Touche also argues that the district court abused its discretion because it impermissibly based Touche's fifteen month sentence on its opinion that Touche was not sufficiently punished for the sexual abuse of a five year-old girl. At the dispositional hearing, the district court commented that he found Touche's offense to be particularly egregious and that his policy was to give defendants found guilty of such crimes the longest sentence possible under the law. The court also observed that Touche's original sentence for this crime was fifteen months less than the maximum sentence within the Guideline range, and that he would have given Touche an additional fifteen months had he sentenced Touche for this crime. As Touche acknowledges, we have previously held that under § 3553(a) the district court may consider any leniency shown towards the defendant at his original sentencing when imposing a sentence in connection with the revocation of supervised release. See Kaniss, 150 F.3d at 968. In Kaniss, the district court imposed a sentence upon revocation of supervised release that was longer than the recommendation of § 7B1.4, relying partly on the fact that the defendant had originally been sentenced for only four and one-half years when he could have received a sentence of at least twenty years.
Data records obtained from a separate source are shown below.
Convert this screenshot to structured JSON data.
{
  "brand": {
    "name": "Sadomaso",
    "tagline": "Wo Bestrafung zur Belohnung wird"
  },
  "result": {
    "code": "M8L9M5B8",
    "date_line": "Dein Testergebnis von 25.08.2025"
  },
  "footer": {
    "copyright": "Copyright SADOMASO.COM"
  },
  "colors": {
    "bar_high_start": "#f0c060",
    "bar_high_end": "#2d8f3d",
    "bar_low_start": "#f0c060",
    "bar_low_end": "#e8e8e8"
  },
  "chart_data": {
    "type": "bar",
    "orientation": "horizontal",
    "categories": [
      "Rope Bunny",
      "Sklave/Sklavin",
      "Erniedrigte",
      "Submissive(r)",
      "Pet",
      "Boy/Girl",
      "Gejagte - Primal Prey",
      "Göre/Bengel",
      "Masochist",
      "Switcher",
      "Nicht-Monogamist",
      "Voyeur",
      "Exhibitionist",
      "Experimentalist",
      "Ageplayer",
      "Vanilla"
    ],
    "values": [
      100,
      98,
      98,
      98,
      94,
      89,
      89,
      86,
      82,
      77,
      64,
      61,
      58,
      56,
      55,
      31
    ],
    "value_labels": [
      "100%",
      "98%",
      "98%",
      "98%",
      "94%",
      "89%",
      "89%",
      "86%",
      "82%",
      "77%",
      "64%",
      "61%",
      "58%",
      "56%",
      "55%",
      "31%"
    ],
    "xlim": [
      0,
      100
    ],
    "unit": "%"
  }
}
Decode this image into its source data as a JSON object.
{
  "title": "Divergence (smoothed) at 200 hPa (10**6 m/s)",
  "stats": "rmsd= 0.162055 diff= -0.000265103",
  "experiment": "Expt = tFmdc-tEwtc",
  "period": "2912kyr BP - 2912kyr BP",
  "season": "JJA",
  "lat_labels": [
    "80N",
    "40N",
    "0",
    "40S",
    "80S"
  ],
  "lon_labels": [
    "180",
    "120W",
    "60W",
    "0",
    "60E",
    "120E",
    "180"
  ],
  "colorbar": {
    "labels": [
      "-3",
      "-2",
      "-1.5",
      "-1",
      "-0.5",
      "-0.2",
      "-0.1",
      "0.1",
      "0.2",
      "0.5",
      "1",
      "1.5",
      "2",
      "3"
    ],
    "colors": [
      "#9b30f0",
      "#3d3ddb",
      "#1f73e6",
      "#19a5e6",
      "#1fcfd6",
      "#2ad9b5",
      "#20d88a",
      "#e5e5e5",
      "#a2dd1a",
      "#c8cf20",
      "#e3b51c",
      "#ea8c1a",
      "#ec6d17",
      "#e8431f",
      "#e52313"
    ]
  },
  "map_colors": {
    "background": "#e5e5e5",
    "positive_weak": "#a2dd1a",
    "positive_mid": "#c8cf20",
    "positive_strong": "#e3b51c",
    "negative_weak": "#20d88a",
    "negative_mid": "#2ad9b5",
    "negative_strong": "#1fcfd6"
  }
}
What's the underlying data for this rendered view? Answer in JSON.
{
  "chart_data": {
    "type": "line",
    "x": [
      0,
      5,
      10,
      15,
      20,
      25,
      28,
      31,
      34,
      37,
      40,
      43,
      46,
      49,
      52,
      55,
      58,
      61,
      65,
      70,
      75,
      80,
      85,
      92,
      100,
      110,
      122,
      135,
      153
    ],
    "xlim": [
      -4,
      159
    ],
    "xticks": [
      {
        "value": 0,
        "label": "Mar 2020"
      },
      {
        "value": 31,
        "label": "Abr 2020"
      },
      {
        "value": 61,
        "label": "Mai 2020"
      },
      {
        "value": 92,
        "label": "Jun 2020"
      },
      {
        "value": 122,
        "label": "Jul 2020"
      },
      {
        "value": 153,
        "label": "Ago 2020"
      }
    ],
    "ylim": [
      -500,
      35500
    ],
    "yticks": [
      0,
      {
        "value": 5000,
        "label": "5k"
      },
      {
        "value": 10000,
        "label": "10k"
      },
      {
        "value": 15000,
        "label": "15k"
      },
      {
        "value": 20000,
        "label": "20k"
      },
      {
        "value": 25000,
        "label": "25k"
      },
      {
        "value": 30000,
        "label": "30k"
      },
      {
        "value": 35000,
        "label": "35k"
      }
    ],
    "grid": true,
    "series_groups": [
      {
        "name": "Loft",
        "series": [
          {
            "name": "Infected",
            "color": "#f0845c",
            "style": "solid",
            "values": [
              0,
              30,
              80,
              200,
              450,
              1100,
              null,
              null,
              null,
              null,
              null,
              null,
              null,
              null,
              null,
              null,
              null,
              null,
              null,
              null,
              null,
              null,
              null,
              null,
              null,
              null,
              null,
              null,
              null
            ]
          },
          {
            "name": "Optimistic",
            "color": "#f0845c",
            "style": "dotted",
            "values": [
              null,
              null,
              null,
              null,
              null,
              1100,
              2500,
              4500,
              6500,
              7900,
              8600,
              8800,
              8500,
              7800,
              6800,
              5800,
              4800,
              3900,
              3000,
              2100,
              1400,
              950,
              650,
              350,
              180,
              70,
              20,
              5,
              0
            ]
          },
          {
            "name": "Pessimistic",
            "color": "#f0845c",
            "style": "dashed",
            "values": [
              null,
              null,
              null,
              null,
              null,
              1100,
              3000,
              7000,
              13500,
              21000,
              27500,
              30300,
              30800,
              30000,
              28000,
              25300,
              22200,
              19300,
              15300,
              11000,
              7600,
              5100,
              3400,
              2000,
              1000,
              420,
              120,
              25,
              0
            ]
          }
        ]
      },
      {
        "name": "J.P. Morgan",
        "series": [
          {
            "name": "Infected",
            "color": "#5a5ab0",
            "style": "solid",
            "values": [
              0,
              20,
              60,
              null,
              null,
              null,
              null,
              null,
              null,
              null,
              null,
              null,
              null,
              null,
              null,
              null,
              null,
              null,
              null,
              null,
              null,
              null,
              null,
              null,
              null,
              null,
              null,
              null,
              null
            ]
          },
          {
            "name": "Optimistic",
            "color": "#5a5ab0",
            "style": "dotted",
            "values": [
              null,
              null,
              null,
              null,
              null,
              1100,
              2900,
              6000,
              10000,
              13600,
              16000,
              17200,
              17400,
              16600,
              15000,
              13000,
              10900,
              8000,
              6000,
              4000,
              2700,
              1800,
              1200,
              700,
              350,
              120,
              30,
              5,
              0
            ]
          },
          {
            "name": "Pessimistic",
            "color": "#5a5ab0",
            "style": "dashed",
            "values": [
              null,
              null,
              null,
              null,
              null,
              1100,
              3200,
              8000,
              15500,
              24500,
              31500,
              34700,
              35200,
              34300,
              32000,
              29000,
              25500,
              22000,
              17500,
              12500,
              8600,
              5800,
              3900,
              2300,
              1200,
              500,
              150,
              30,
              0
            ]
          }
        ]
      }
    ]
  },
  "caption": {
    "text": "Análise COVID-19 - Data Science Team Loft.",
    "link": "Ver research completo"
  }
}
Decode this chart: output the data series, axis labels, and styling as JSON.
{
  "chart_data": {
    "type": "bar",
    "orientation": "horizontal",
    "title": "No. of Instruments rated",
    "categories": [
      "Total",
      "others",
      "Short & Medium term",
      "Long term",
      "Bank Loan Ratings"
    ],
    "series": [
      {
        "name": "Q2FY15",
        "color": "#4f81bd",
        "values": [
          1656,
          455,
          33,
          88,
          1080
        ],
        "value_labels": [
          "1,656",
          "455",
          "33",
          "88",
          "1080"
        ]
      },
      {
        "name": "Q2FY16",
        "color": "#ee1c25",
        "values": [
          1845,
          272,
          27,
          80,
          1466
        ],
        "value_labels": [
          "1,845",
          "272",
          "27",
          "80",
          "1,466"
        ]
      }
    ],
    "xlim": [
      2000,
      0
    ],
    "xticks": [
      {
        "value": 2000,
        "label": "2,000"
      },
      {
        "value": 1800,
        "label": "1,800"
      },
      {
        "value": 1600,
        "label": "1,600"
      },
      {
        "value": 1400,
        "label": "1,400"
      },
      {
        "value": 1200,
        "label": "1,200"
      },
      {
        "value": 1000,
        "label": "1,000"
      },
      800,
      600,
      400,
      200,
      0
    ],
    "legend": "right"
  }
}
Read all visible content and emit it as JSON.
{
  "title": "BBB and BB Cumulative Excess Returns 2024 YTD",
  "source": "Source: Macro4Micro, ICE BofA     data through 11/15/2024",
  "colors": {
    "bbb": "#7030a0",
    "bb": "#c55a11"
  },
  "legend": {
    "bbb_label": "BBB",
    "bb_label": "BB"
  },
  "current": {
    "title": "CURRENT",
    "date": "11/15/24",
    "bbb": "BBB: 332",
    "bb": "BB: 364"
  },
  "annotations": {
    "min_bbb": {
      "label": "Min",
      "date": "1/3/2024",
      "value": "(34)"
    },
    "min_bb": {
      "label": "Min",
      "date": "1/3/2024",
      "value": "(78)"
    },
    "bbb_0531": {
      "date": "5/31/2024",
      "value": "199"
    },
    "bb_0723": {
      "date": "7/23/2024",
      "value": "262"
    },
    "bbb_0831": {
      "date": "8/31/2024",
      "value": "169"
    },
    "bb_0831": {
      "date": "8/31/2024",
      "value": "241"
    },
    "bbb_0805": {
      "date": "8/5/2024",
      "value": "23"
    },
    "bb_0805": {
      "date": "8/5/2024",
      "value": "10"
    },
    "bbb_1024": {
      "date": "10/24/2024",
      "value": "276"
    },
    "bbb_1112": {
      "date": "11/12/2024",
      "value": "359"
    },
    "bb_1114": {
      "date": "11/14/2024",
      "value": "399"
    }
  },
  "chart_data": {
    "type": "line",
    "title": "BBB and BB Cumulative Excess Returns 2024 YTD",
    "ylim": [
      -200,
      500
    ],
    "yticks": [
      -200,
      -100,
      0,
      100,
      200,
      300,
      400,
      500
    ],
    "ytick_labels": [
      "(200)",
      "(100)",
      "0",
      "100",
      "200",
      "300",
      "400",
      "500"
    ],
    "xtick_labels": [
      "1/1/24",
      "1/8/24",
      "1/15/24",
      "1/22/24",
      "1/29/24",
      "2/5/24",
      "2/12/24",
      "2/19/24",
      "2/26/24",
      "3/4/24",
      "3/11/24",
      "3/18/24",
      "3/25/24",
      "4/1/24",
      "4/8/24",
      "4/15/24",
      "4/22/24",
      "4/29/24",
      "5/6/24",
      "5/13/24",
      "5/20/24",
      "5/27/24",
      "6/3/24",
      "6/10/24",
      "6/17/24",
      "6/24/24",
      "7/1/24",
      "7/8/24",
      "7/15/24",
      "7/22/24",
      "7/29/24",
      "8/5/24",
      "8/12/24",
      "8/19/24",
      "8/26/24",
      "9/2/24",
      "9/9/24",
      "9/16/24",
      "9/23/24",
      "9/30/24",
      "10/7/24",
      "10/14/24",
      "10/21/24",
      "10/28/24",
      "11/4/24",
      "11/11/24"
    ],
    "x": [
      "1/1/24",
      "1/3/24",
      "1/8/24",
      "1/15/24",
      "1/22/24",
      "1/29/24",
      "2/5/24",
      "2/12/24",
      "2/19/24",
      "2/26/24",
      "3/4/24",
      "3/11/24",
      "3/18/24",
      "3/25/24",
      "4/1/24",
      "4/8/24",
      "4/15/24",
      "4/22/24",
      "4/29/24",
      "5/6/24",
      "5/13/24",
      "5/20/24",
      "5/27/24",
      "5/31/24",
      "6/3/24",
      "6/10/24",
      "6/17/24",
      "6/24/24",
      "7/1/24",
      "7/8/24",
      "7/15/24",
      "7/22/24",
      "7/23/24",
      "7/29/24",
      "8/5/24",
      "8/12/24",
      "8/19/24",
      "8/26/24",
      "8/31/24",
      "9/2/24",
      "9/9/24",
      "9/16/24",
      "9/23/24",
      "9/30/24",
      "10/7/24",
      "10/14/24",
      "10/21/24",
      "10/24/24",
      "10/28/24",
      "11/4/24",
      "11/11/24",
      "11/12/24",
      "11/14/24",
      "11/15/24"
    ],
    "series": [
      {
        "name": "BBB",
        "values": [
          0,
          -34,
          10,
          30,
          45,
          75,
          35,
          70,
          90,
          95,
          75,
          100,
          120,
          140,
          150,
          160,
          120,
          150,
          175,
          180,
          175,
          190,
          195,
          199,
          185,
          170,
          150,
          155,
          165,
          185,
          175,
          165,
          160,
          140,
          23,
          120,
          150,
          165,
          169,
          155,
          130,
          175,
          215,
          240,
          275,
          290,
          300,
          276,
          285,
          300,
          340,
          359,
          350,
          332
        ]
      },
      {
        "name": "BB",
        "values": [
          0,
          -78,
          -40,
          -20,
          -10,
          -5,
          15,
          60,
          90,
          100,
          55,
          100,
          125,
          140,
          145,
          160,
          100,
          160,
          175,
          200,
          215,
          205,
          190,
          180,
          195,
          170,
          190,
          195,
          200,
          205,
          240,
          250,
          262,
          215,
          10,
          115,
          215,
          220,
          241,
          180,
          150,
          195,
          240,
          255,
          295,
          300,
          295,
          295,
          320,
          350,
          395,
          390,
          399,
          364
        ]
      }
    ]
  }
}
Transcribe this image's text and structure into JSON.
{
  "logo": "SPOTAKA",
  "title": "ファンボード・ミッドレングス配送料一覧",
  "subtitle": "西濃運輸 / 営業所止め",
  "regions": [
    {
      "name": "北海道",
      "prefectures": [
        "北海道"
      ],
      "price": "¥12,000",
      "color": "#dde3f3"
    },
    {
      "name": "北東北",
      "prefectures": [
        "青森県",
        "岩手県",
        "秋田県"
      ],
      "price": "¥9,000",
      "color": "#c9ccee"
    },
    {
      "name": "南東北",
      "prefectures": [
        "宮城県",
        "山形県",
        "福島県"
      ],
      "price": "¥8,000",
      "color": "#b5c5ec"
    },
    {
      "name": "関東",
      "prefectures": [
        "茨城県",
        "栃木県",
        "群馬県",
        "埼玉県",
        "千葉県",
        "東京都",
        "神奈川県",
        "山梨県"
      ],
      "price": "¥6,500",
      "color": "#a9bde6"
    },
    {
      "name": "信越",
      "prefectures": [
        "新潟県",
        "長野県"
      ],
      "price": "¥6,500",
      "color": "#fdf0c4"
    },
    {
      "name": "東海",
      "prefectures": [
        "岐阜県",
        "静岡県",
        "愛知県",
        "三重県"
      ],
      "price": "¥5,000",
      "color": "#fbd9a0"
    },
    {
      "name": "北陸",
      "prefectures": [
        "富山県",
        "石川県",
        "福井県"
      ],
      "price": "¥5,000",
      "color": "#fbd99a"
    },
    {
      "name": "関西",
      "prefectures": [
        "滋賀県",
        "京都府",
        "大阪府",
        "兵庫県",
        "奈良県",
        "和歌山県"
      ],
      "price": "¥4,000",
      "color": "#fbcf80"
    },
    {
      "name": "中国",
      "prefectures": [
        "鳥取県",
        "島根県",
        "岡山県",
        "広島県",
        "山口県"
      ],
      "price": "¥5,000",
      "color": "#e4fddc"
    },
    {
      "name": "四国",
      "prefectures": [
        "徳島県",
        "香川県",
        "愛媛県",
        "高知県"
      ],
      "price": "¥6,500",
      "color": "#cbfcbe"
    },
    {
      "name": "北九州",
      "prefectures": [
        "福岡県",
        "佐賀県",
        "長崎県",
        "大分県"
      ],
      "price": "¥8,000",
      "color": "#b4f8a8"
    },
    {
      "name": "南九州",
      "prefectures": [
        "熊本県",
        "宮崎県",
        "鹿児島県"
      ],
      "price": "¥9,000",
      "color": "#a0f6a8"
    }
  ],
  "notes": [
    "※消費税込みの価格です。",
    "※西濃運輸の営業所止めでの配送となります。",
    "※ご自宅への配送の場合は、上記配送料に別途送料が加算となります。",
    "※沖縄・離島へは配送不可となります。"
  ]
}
Id. We held that the court did not abuse its discretion by taking into account this earlier leniency. Touche argues that his situation is distinguishable because his original sentence of 120 months was only fifteen months less than the maximum he could have received. We are not persuaded by this argument. The fact that Touche's original sentence was less lenient than the defendant's in Kaniss does not make this factor irrelevant in determining a sentence that accommodates § 3553(a)'s goals of promoting deterrence and respect for the law. Moreover, although Touche argues that he benefitted from leniency at his original sentencing much less than the defendant in Kaniss, the district court's sentence for Touche's supervised release violation exceeded the suggested range by only five months, whereas the court in Kaniss exceeded the guideline range by a greater margin. Kaniss, 150 F.3d at 968 (two years longer than the range suggested by § 7B1.4). We conclude that the district court did not abuse its discretion when it took the length of Touche's original sentence into account in calculating the sentence for his violation of the conditions of his supervised release.
We affirm the sentence imposed by the district court.